Entre fotos com admiradores e uma intensa atividade com os assessores, que preparavam o ato que protagonizaria no começo da noite desta segunda (26), Uribe recebeu a Folha para uma conversa.
Folha – Por que o sr. rejeita o acordo a que chegaram o governo de Juan Manuel Santos e as Farc (Forças Armadas Revolucionárias da Colômbia)?
Álvaro Uribe – Não estamos contra a paz, mas sim contra o texto de Havana, porque significa impunidade total para atos de terrorismo cometidos pelo maior grupo narcotraficante do mundo, que gerou uma violência sem igual na Colômbia.
O país passou, nos últimos tempos, de 47 mil hectares de terras dedicadas ao cultivo da coca a 200 mil [dados oficiais das Nações Unidas dizem que, de 2014 a 2015, na verdade, o aumento foi de 69 mil a 96 mil hectares].
Além disso, nenhum país do mundo permitiria a elegibilidade de criminosos responsáveis pelo recrutamento de menores, por exemplo.
Os mexicanos não dariam impunidade a comandantes do negócio da droga. E as Farc são hoje o principal cartel de cocaína do mundo e o grande provedor de drogas ao México.
Também somos contra porque o acordo traz dificuldades novas à economia, com a criação de novos impostos.
Os críticos do acordo dizem que há uma contradição entre dizer que crimes de lesa humanidade serão punidos e, ao mesmo tempo, que crimes políticos podem ser anistiados.
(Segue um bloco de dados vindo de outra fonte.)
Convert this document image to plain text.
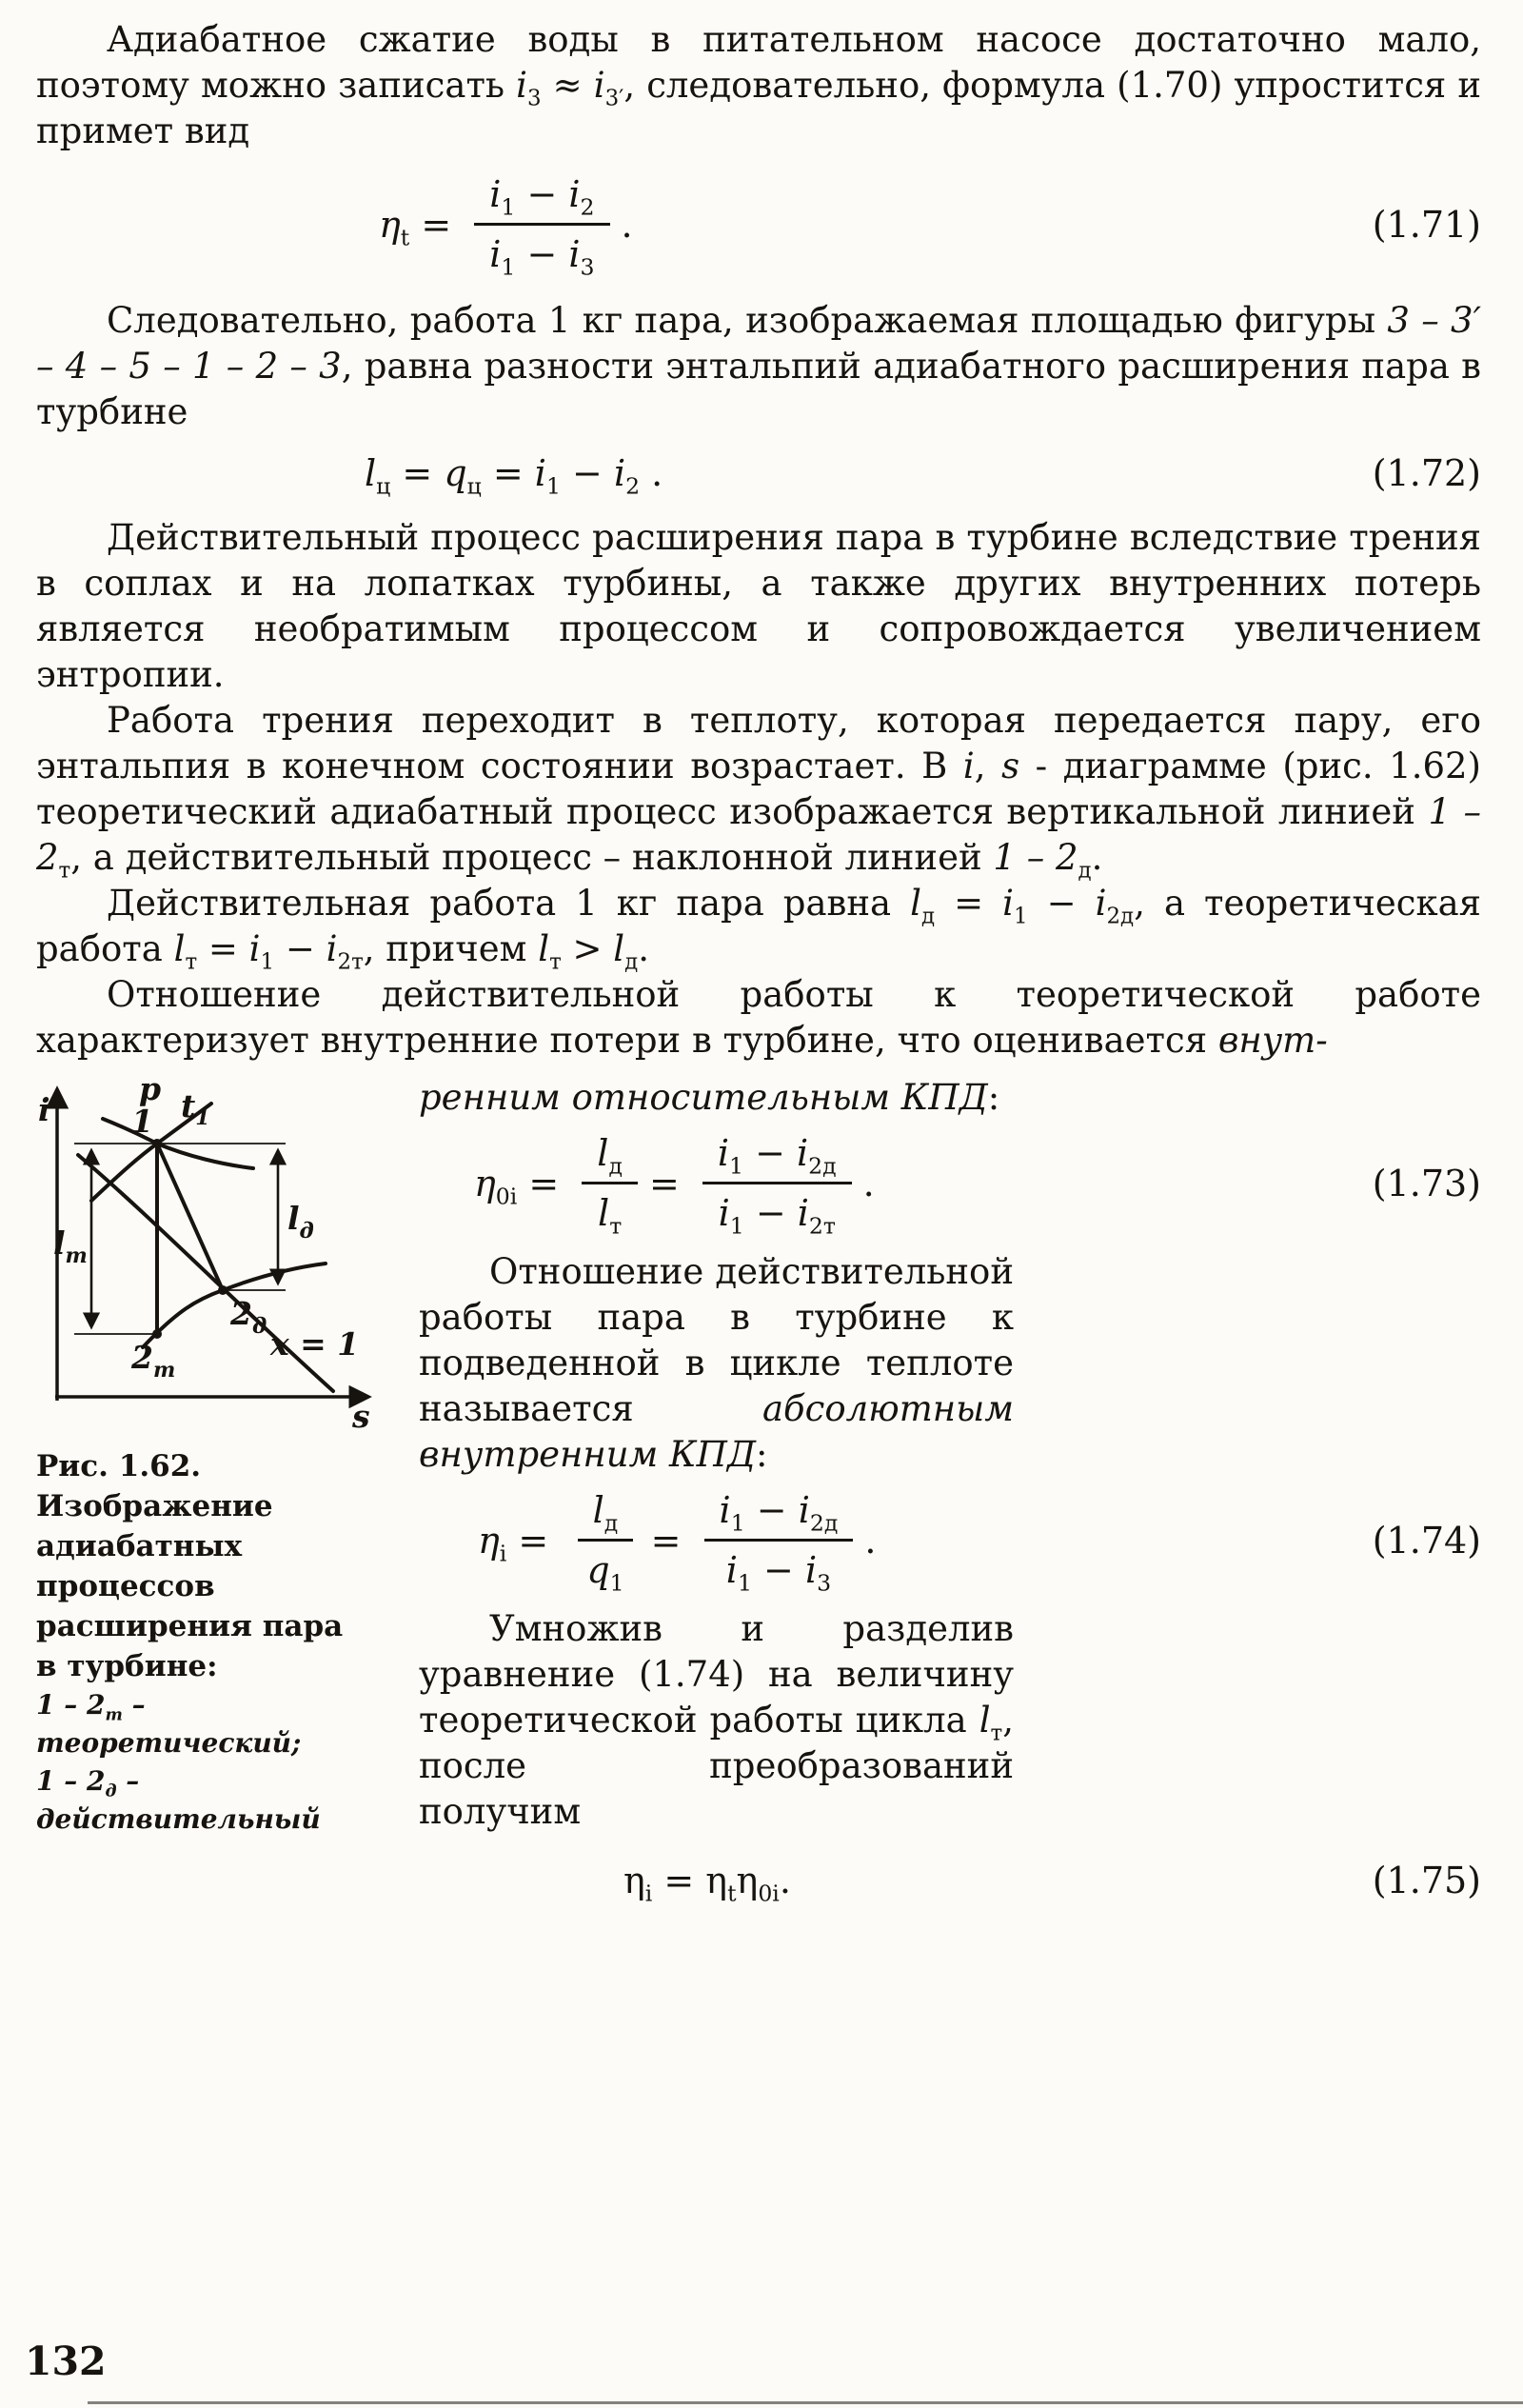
Адиабатное сжатие воды в питательном насосе достаточно мало, поэтому можно записать $i_3 \approx i_{3'}$, следовательно, формула (1.70) упростится и примет вид

$\eta_t = \frac{i_1 - i_2}{i_1 - i_3}$ .	(1.71)

Следовательно, работа 1 кг пара, изображаемая площадью фигуры 3 – 3′ – 4 – 5 – 1 – 2 – 3, равна разности энтальпий адиабатного расширения пара в турбине

$l_ц = q_ц = i_1 - i_2$ .	(1.72)

Действительный процесс расширения пара в турбине вследствие трения в соплах и на лопатках турбины, а также других внутренних потерь является необратимым процессом и сопровождается увеличением энтропии.

Работа трения переходит в теплоту, которая передается пару, его энтальпия в конечном состоянии возрастает. В i, s - диаграмме (рис. 1.62) теоретический адиабатный процесс изображается вертикальной линией $1 - 2_т$, а действительный процесс – наклонной линией $1 - 2_д$.

Действительная работа 1 кг пара равна $l_д = i_1 - i_{2д}$, а теоретическая работа $l_т = i_1 - i_{2т}$, причем $l_т > l_д$.

Отношение действительной работы к теоретической работе характеризует внутренние потери в турбине, что оценивается внут-

i
s
p
1 $t_1$
$l_т$
$l_д$
$2_д$
$2_т$
x = 1

Рис. 1.62. Изображение адиабатных процессов расширения пара в турбине:

$1 - 2_т$ – теоретический;

$1 - 2_д$ – действительный

ренним относительным КПД:

$\eta_{0i} = \frac{l_д}{l_т} = \frac{i_1 - i_{2д}}{i_1 - i_{2т}}$ .	(1.73)

Отношение действительной работы пара в турбине к подведенной в цикле теплоте называется абсолютным внутренним КПД:

$\eta_i = \frac{l_д}{q_1} = \frac{i_1 - i_{2д}}{i_1 - i_3}$ .	(1.74)

Умножив и разделив уравнение (1.74) на величину теоретической работы цикла $l_т$, после преобразований получим

$\eta_i = \eta_t\eta_{0i}$.	(1.75)
132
Em sua opinião, esse é o principal problema da Justiça especial?
O principal problema da Justiça especial é a Justiça especial em si. Porque a Colômbia é um país de instituições. E este acordo promove uma substituição da Constituição para criar um tribunal apenas para os crimes dessa guerra.
Além disso, está previsto que esse tribunal julgará militares. Isso é um absurdo, porque os militares da Colômbia que estiveram nessa guerra foram militares de governos democráticos, não de uma ditadura. Por que têm de ser julgados?
Quanto aos crimes anistiáveis que você aponta, de fato são outro problema. O narcotráfico será anistiado, e o narcotráfico gerou vários desses delitos de lesa humanidade para os quais haverá uma brecha no acordo que permitirá que sejam anistiados.
O governo diz que não há anistia, mas o artigo 60 diz que, se as Farc reconhecerem os delitos, não irão à prisão.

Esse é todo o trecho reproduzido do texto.